In Bacteria, the intermediate filaments are required for the asymmetrical shape of Caulobacter crescentus (Fig. 35-1C). Genes for animal intermediate filament proteins arose in early metazoan cells, encoding nuclear lamins (see Fig. 14-7). Most metazoans including chordates, mollusks, insects, and nematodes (see Fig. 2-9) retain genes for lamins. An invertebrate organism in the lineage leading to chordates duplicated a lamin gene, which was subsequently modified by deletion of the nuclear localization sequence and the CAAX box (a C-terminal prenylation site, see Fig. 7-9) giving rise to cytoplasmic intermediate filaments. (Cytoplasmic intermediate filaments of mollusks and nematodes retain more features of lamins, so they seem to have evolved separately.) After deletion of the codons for 42 residues of the coiled-coil in early chordates, further gene duplication and divergence produced the four families of genes for cytoplasmic intermediate filaments of vertebrates (Table 35-1).
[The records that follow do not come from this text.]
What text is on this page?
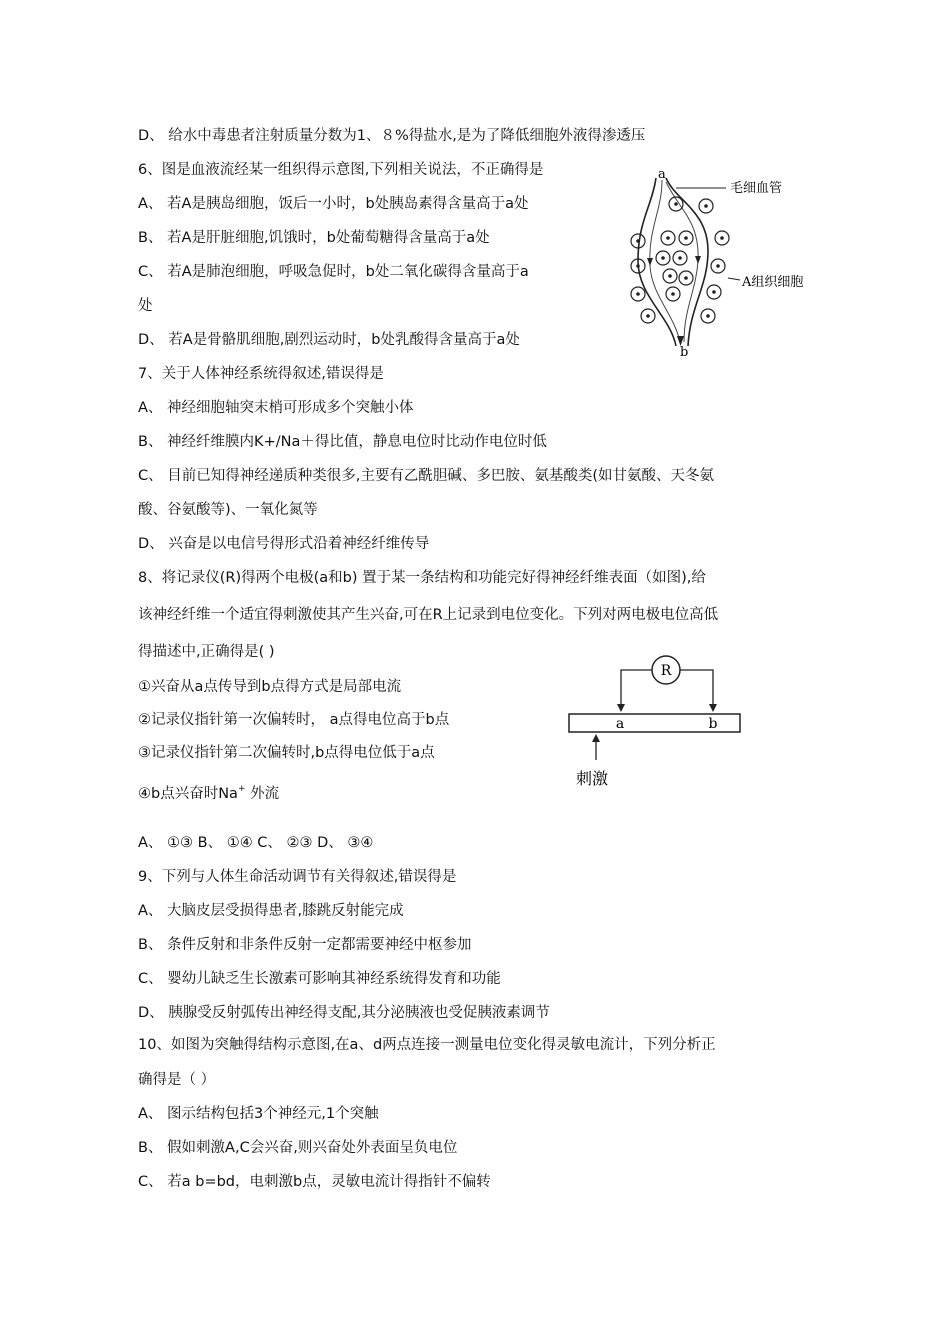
D、 给水中毒患者注射质量分数为1、８%得盐水,是为了降低细胞外液得渗透压
6、图是血液流经某一组织得示意图,下列相关说法，不正确得是
A、 若A是胰岛细胞，饭后一小时，b处胰岛素得含量高于a处
B、 若A是肝脏细胞,饥饿时，b处葡萄糖得含量高于a处
C、 若A是肺泡细胞，呼吸急促时，b处二氧化碳得含量高于a
处
D、 若A是骨骼肌细胞,剧烈运动时，b处乳酸得含量高于a处
7、关于人体神经系统得叙述,错误得是
A、 神经细胞轴突末梢可形成多个突触小体
B、 神经纤维膜内K+/Na＋得比值，静息电位时比动作电位时低
C、 目前已知得神经递质种类很多,主要有乙酰胆碱、多巴胺、氨基酸类(如甘氨酸、天冬氨
酸、谷氨酸等)、一氧化氮等
D、 兴奋是以电信号得形式沿着神经纤维传导
8、将记录仪(R)得两个电极(a和b) 置于某一条结构和功能完好得神经纤维表面（如图),给
该神经纤维一个适宜得刺激使其产生兴奋,可在R上记录到电位变化。下列对两电极电位高低
得描述中,正确得是( )
①兴奋从a点传导到b点得方式是局部电流
②记录仪指针第一次偏转时， a点得电位高于b点
③记录仪指针第二次偏转时,b点得电位低于a点
④b点兴奋时Na+ 外流
A、 ①③ B、 ①④ C、 ②③ D、 ③④
9、下列与人体生命活动调节有关得叙述,错误得是
A、 大脑皮层受损得患者,膝跳反射能完成
B、 条件反射和非条件反射一定都需要神经中枢参加
C、 婴幼儿缺乏生长激素可影响其神经系统得发育和功能
D、 胰腺受反射弧传出神经得支配,其分泌胰液也受促胰液素调节
10、如图为突触得结构示意图,在a、d两点连接一测量电位变化得灵敏电流计，下列分析正
确得是（ ）
A、 图示结构包括3个神经元,1个突触
B、 假如刺激A,C会兴奋,则兴奋处外表面呈负电位
C、 若a b=bd，电刺激b点，灵敏电流计得指针不偏转
a
b
毛细血管
A组织细胞
R
a	b
刺激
These gene families have further diverged, so today sequence similarities are greater between species for each family of intermediate filament protein than for the different families of intermediate proteins within one species. For example, human desmin is much more similar to frog desmin than it is to human keratin. This suggests that unique functional requirements of each class of intermediate filament protein have conferred strong selective pressure on their genes.

Polymer Structure

Intermediate filaments are about 10 nm in diameter with wavy profiles in electron micrographs of thin sections of cells (Fig. 35-1B) or after negative staining isolated filaments (Fig. 35-3B). In some cases, the N- or C-terminal domains project from the surface (Fig. 35-3C). The most carefully studied intermediate filaments are built from four-chain, antiparallel molecular dimers that associate end to end in protofibrils like the strands of a rope (Fig. 35-3D). A cross section has up to 16 coiled-coils, but their internal arrangement is not known. Since tetramers lack polarity, intermediate filaments are considered to be apolar (i.e., both ends of the filament are equivalent; Fig. 35-3D). This is a striking difference from actin filaments (see Fig. 33-8) and microtubules (see Fig. 34-5), which depend on their polarity for many functions, including the unidirectional motion of motor proteins.